Union contracts typically have automatic raises built in to the salary schedule, commonly referred to as “steps”. There are usually at least 12 steps, and possibly as many as 15 in some districts.
In my district, the steps for a bachelors degree (with no additional education, referred to as “BA-0”)went from 1.00 to 1.61 on the 12th step. IOW, if the starting salary was 30k, the second year at 1.06 would be $31,800, the third year at 1.12 would be $33,600, and so on, to $48,300 for the 1.61 rate in step 12.
But that was just for BA-zero, if the starting teacher never achieved any advanced education beyond their bachelor’s degree. There are additional step advances for +20 hrs of post-graduate work, +40 hrs, for a masters, for a masters with additional hrs, for a second masters, and so on. By taking additional college courses, they can get automatic increases, which is mostly unheard of in any other form of employment.
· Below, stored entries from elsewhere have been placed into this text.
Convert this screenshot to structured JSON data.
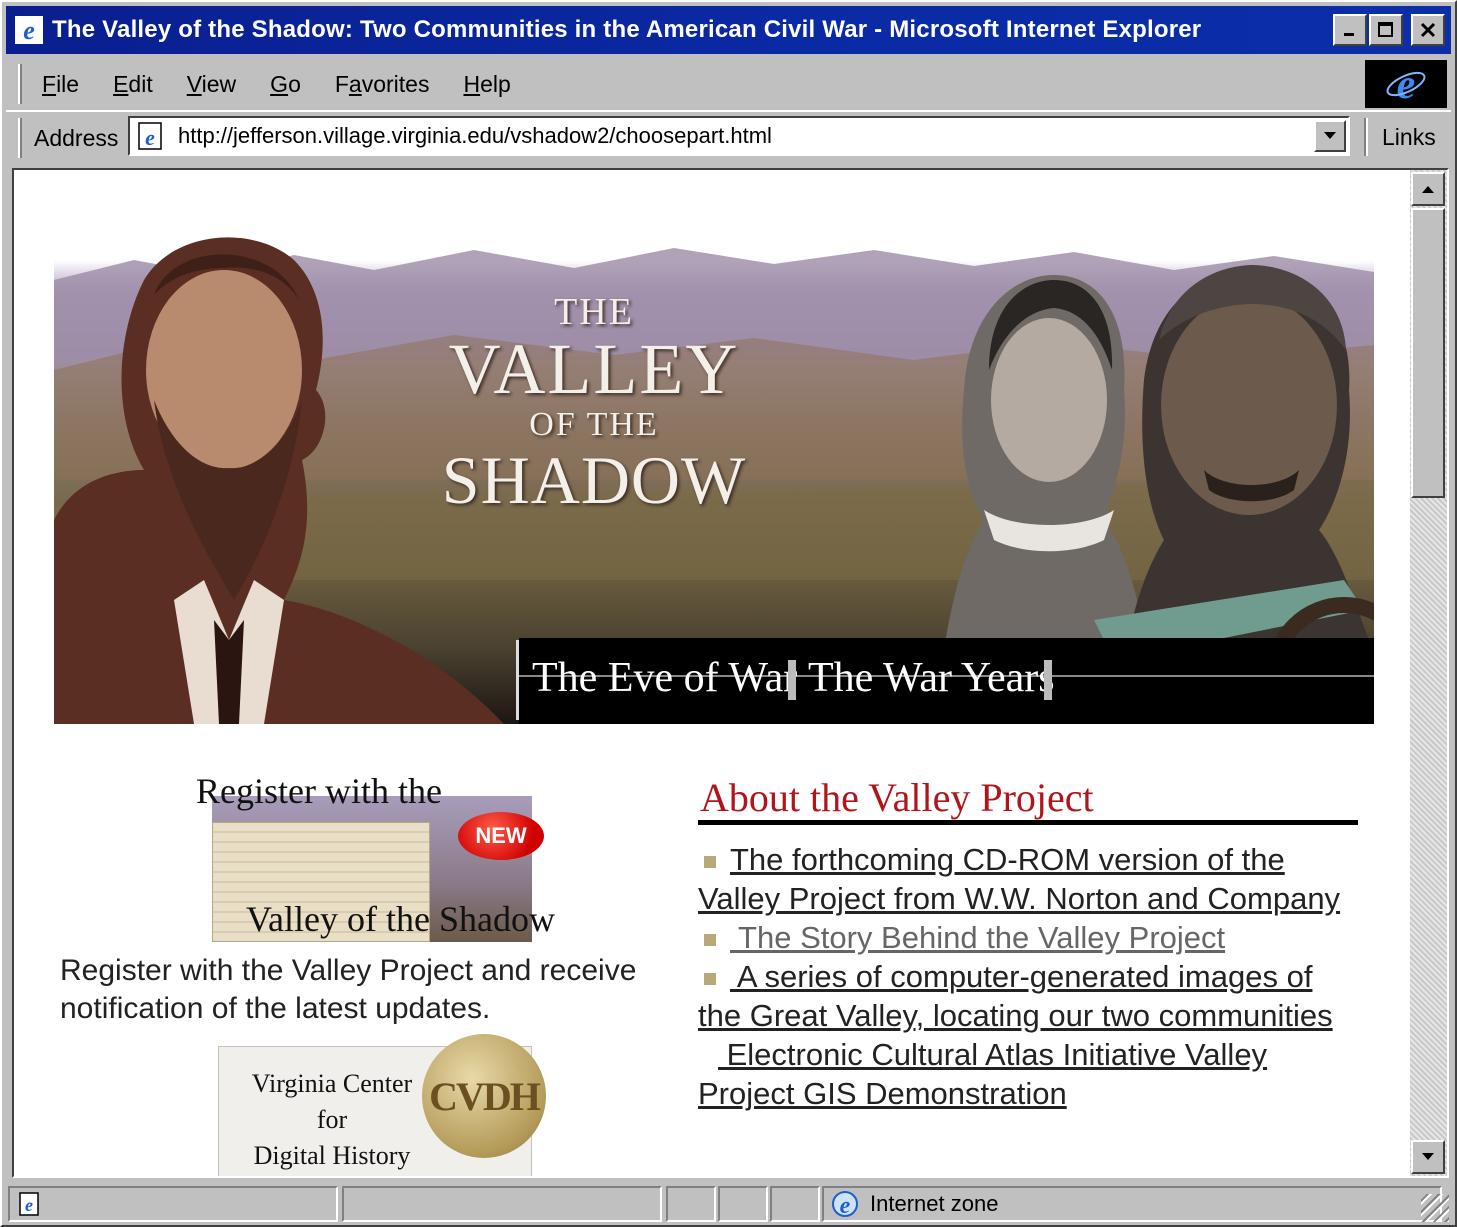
{
  "window": {
    "title": "The Valley of the Shadow: Two Communities in the American Civil War - Microsoft Internet Explorer",
    "buttons": {
      "minimize": "_",
      "maximize": "□",
      "close": "✕"
    }
  },
  "menubar": {
    "items": [
      {
        "label": "File",
        "accel": "F",
        "rest": "ile"
      },
      {
        "label": "Edit",
        "accel": "E",
        "rest": "dit"
      },
      {
        "label": "View",
        "accel": "V",
        "rest": "iew"
      },
      {
        "label": "Go",
        "accel": "G",
        "rest": "o"
      },
      {
        "label": "Favorites",
        "pre": "F",
        "accel": "a",
        "rest": "vorites"
      },
      {
        "label": "Help",
        "accel": "H",
        "rest": "elp"
      }
    ]
  },
  "addressbar": {
    "label": "Address",
    "url": "http://jefferson.village.virginia.edu/vshadow2/choosepart.html",
    "links_label": "Links"
  },
  "banner": {
    "title_line1": "THE",
    "title_line2": "VALLEY",
    "title_line3": "OF THE",
    "title_line4": "SHADOW",
    "nav": [
      {
        "label": "The Eve of War"
      },
      {
        "label": "The War Years"
      }
    ]
  },
  "register": {
    "heading": "Register with the",
    "image_subtitle": "Valley of the Shadow",
    "badge": "NEW",
    "text": "Register with the Valley Project and receive notification of the latest updates."
  },
  "vcdh": {
    "line1": "Virginia Center",
    "line2": "for",
    "line3": "Digital History",
    "seal": "CVDH"
  },
  "about": {
    "heading": "About the Valley Project",
    "items": [
      {
        "text": "The forthcoming CD-ROM version of the Valley Project from W.W. Norton and Company",
        "bullet": true,
        "visited": false
      },
      {
        "text": " The Story Behind the Valley Project",
        "bullet": true,
        "visited": true
      },
      {
        "text": " A series of computer-generated images of the Great Valley, locating our two communities",
        "bullet": true,
        "visited": false
      },
      {
        "text": " Electronic Cultural Atlas Initiative Valley Project GIS Demonstration",
        "bullet": false,
        "visited": false
      }
    ]
  },
  "statusbar": {
    "zone": "Internet zone"
  },
  "colors": {
    "titlebar": "#0a2aa6",
    "about_heading": "#b0151c",
    "new_badge": "#d00000"
  }
}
And the “starting salary” is usually the salary discussed and criticized as being too low, to pressure local boards to increase that number. The thing is, all of the other teacher salaries are multiples of that starting salary, so if they get the local board to increase the “starting salary”, the big increases automatically go to the teachers who have been on the payroll for many years.
Of course, the younger teachers get hard hit by union dues. I would guess that the $28,000 number claimed in the article was after subtracting the $2k or so in first year union dues.
That is a pretty good starting pay for a part-time job.
Many Michigan teacher contracts are now readily available online at the local school district’s web site. Search for “Master Agreement”. The salary schedule will usually be as an appendix or exhibit in the back, and probably be called “Schedule A”.
Teachers after many years can retire with $80K plus (including full benefits). $30K starting may not be unreasonable.
I know this because all of the district's salaries were published a few years ago. All the way up to the and including the administrative staff and administration. We checked my wife's posted hourly and it matched.
In the real world you don’t get pay raises unless there is a profit made
Can’t find them because they’re homeless.
The “best and brightest” do not go into education for a variety of reasons. Teaching at K-12 (and often in college and graduate programs) is unbelievably easy and the challenges come largely from dealing with colleagues, administrators, and occasionally problem students. A “good” teacher is not necessarily a smart person.
Whiston, some of these crap numbnut teachers ought to be paying the taxpayers 28k for the privilege to even be in a classroom.
Exactly. Teachers don't work anywhere near as many days a year as the average professional works. Not even close. And that fact is always conveniently left out of the salary debate.
For those who went to college, would you say that the “best and brightest” went to the school of education. Also, would you say that an education degree is one of the more demanding ones?
Q - what degree program has students that enter with the lowest SAT scores but graduate with the highest GPA?
A - Ed majors
Q - Math problem, if you get paid a salary of $32,500 and work only 181 days a year - what is your hourly take home pay before taxes?
($29.92/hr) not counting benefits.
Q - What is the proper Title for a person that has a doctorate in Education?
Hint - it isn’t Ph,D
Ya - professional and very liberal whiners for the most part....
Since teachers only work nine months a year I think they are paid well, and many work in the summer which boosts their income and they still get three weeks off paid and numerous holidays.
I love when they have “Teacher Work Days”. What do they do during the other days?
I know that teachers take a lot of work home, my son taught for a while, but so did I when I managed Food, there wasn't a week I worked less than 50-60 hrs and I didn't get spring break, winter break, numerous holidays and 3 months off in the summer, I didn't bitch and moan that I was underpaid and no one cried out that I shoud be paid more.........OK I did.